IMCA provides guidance on training offshore supervisors
Date: Thursday, February 05, 2009 @ 12:00:00 EST
Topic: GENERAL NEWS


IMCA provides guidance on training offshore supervisorsA 'Catch 22' situation has been solved by the International Marine Contractors Association (IMCA) with the publication of its latest guidance 'Outline syllabus for training of personnel in supervisory positions' (IMCA C 011).

"Within the relevant committees and at our annual seminar members have discussed the pressing need for guidance on the training of offshore supervisors, having found that those who have demonstrated technical competence can often be promoted to positions of responsibility, only to find that they have inadequate competence in supervisory skills and an incomplete or superficial understanding of the business of leading and managing their fellow employees," explains IMCA's Chief Executive, Hugh Williams. "The result can be an unhappy one for both the individual concerned and for employers.

"A number of IMCA member companies have in-house courses on leadership, management and supervisory skills. We have therefore drawn together some of the subject headings from these courses in the proposed syllabus for the training of supervisors, which can be used by members and other training providers to develop a course appropriate to their needs."

The aim of the new document is to provide a framework or syllabus for a training course suitable for supervisors and team leaders from all areas within the marine contracting sector, both on- and offshore. It could also apply to newly appointed managers and those who have some experience of managing but who have received no formal training. The syllabus aims to provide clear guidelines on supervisory and leadership skills, as this aspect of the role of the supervisor or manager can be both difficult and important.

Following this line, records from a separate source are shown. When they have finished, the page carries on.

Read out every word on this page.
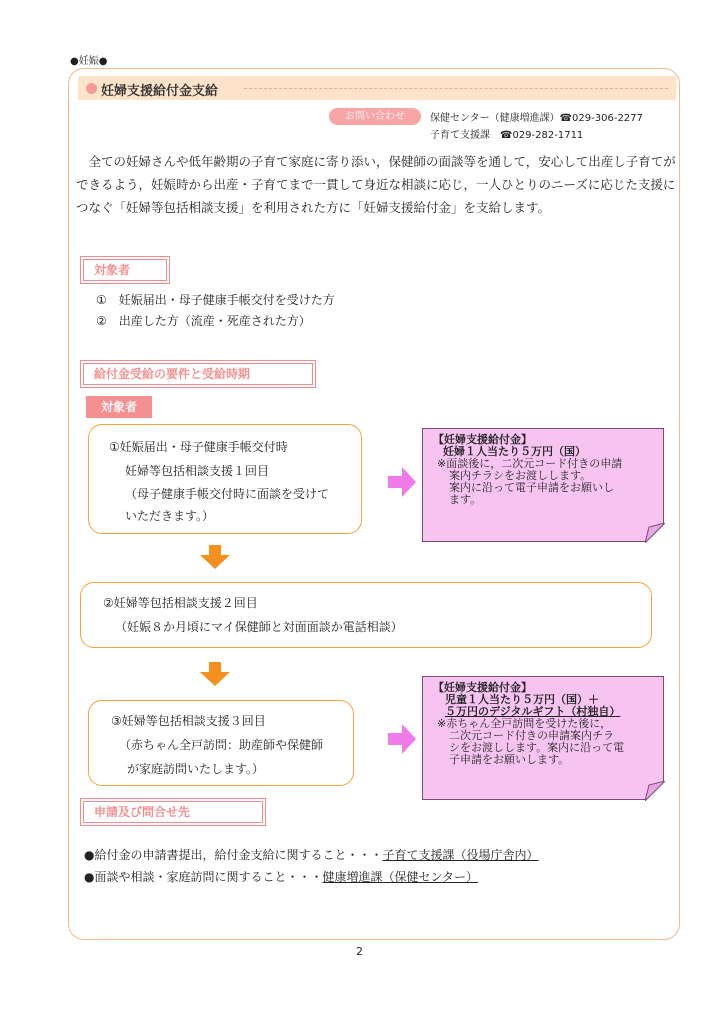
●妊娠●
妊婦支援給付金支給
お問い合わせ	保健センター（健康増進課）☎029-306-2277
子育て支援課　☎029-282-1711
全ての妊婦さんや低年齢期の子育て家庭に寄り添い，保健師の面談等を通して，安心して出産し子育てができるよう，妊娠時から出産・子育てまで一貫して身近な相談に応じ，一人ひとりのニーズに応じた支援につなぐ「妊婦等包括相談支援」を利用された方に「妊婦支援給付金」を支給します。
対象者
①　妊娠届出・母子健康手帳交付を受けた方
②　出産した方（流産・死産された方）
給付金受給の要件と受給時期
対象者
①妊娠届出・母子健康手帳交付時
妊婦等包括相談支援１回目
（母子健康手帳交付時に面談を受けて
いただきます。）
【妊婦支援給付金】
妊婦１人当たり５万円（国）
※面談後に，二次元コード付きの申請
案内チラシをお渡しします。
案内に沿って電子申請をお願いし
ます。
②妊婦等包括相談支援２回目
（妊娠８か月頃にマイ保健師と対面面談か電話相談）
③妊婦等包括相談支援３回目
（赤ちゃん全戸訪問：助産師や保健師
が家庭訪問いたします。）
【妊婦支援給付金】
児童１人当たり５万円（国）＋
５万円のデジタルギフト（村独自）
※赤ちゃん全戸訪問を受けた後に，
二次元コード付きの申請案内チラ
シをお渡しします。案内に沿って電
子申請をお願いします。
申請及び問合せ先
●給付金の申請書提出，給付金支給に関すること・・・子育て支援課（役場庁舎内）
●面談や相談・家庭訪問に関すること・・・健康増進課（保健センター）
2
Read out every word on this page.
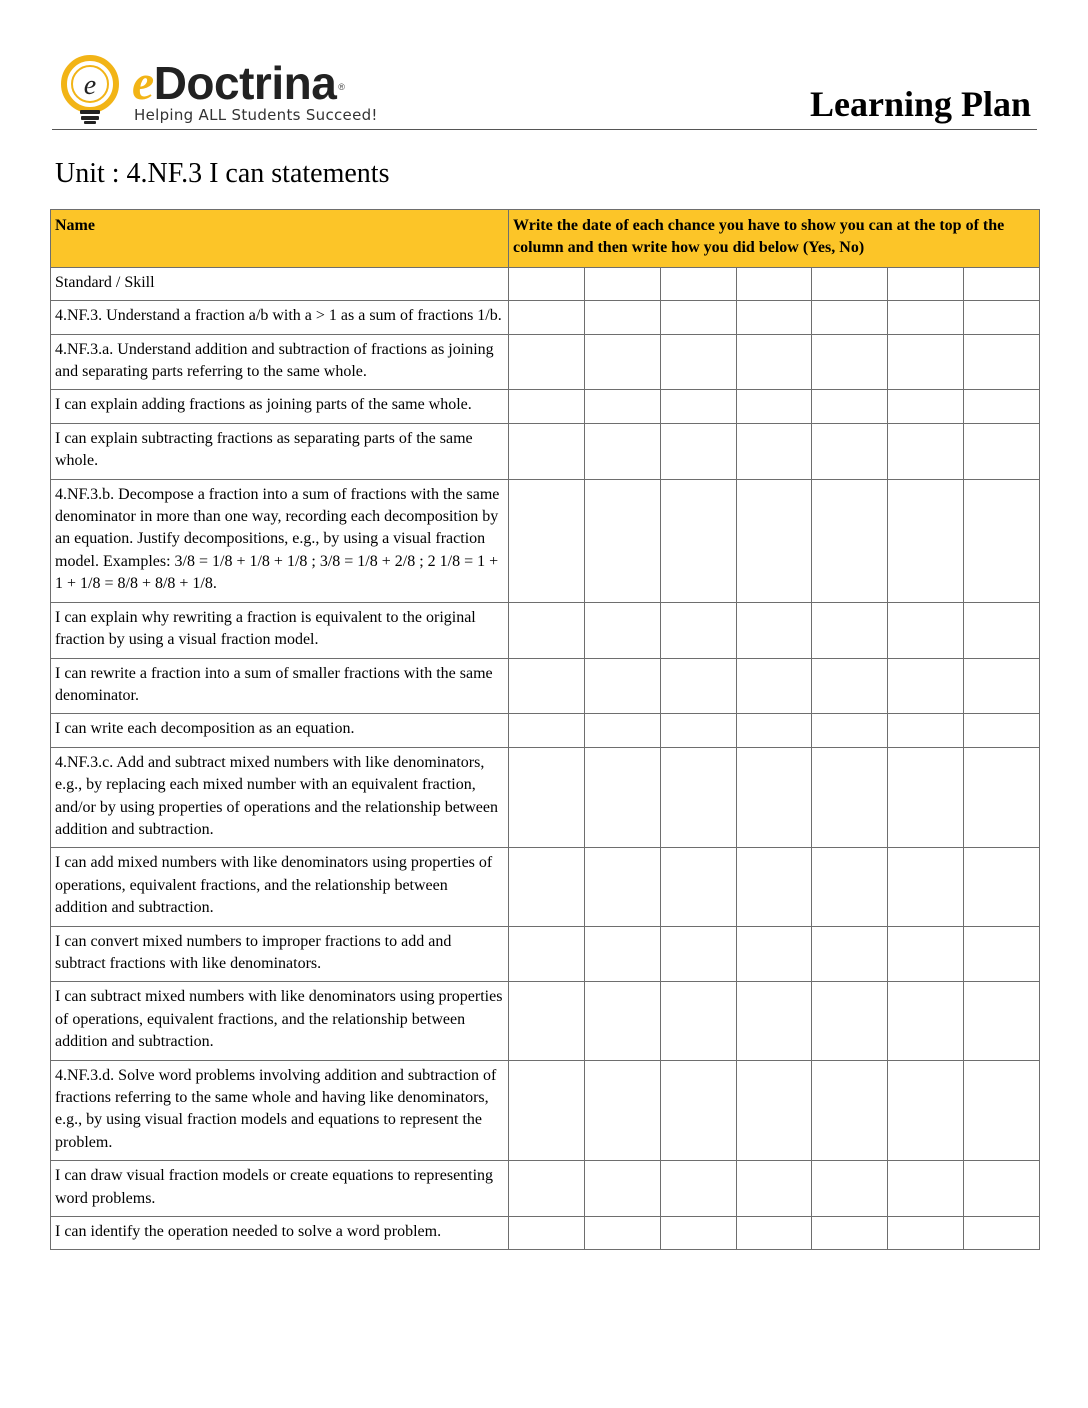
e eDoctrina ®
Helping ALL Students Succeed!	Learning Plan
Unit : 4.NF.3 I can statements
Name	Write the date of each chance you have to show you can at the top of the column and then write how you did below (Yes, No)						
Standard / Skill							
4.NF.3. Understand a fraction a/b with a > 1 as a sum of fractions 1/b.							
4.NF.3.a. Understand addition and subtraction of fractions as joining and separating parts referring to the same whole.							
I can explain adding fractions as joining parts of the same whole.							
I can explain subtracting fractions as separating parts of the same whole.							
4.NF.3.b. Decompose a fraction into a sum of fractions with the same denominator in more than one way, recording each decomposition by an equation. Justify decompositions, e.g., by using a visual fraction model. Examples: 3/8 = 1/8 + 1/8 + 1/8 ; 3/8 = 1/8 + 2/8 ; 2 1/8 = 1 + 1 + 1/8 = 8/8 + 8/8 + 1/8.							
I can explain why rewriting a fraction is equivalent to the original fraction by using a visual fraction model.							
I can rewrite a fraction into a sum of smaller fractions with the same denominator.							
I can write each decomposition as an equation.							
4.NF.3.c. Add and subtract mixed numbers with like denominators, e.g., by replacing each mixed number with an equivalent fraction, and/or by using properties of operations and the relationship between addition and subtraction.							
I can add mixed numbers with like denominators using properties of operations, equivalent fractions, and the relationship between addition and subtraction.							
I can convert mixed numbers to improper fractions to add and subtract fractions with like denominators.							
I can subtract mixed numbers with like denominators using properties of operations, equivalent fractions, and the relationship between addition and subtraction.							
4.NF.3.d. Solve word problems involving addition and subtraction of fractions referring to the same whole and having like denominators, e.g., by using visual fraction models and equations to represent the problem.							
I can draw visual fraction models or create equations to representing word problems.							
I can identify the operation needed to solve a word problem.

Under ten main headings - The role of the supervisor; Managing yourself; Managing and supervising your team; Cultural differences; Communications; Delegation; Managing, assessing and monitoring performance; Training and development; Safety leadership and management; and Managing change - the slim volume lists a number of vital points for discussion in a course which, it is suggested, would take two days or be tailored to the needs of IMCA member companies.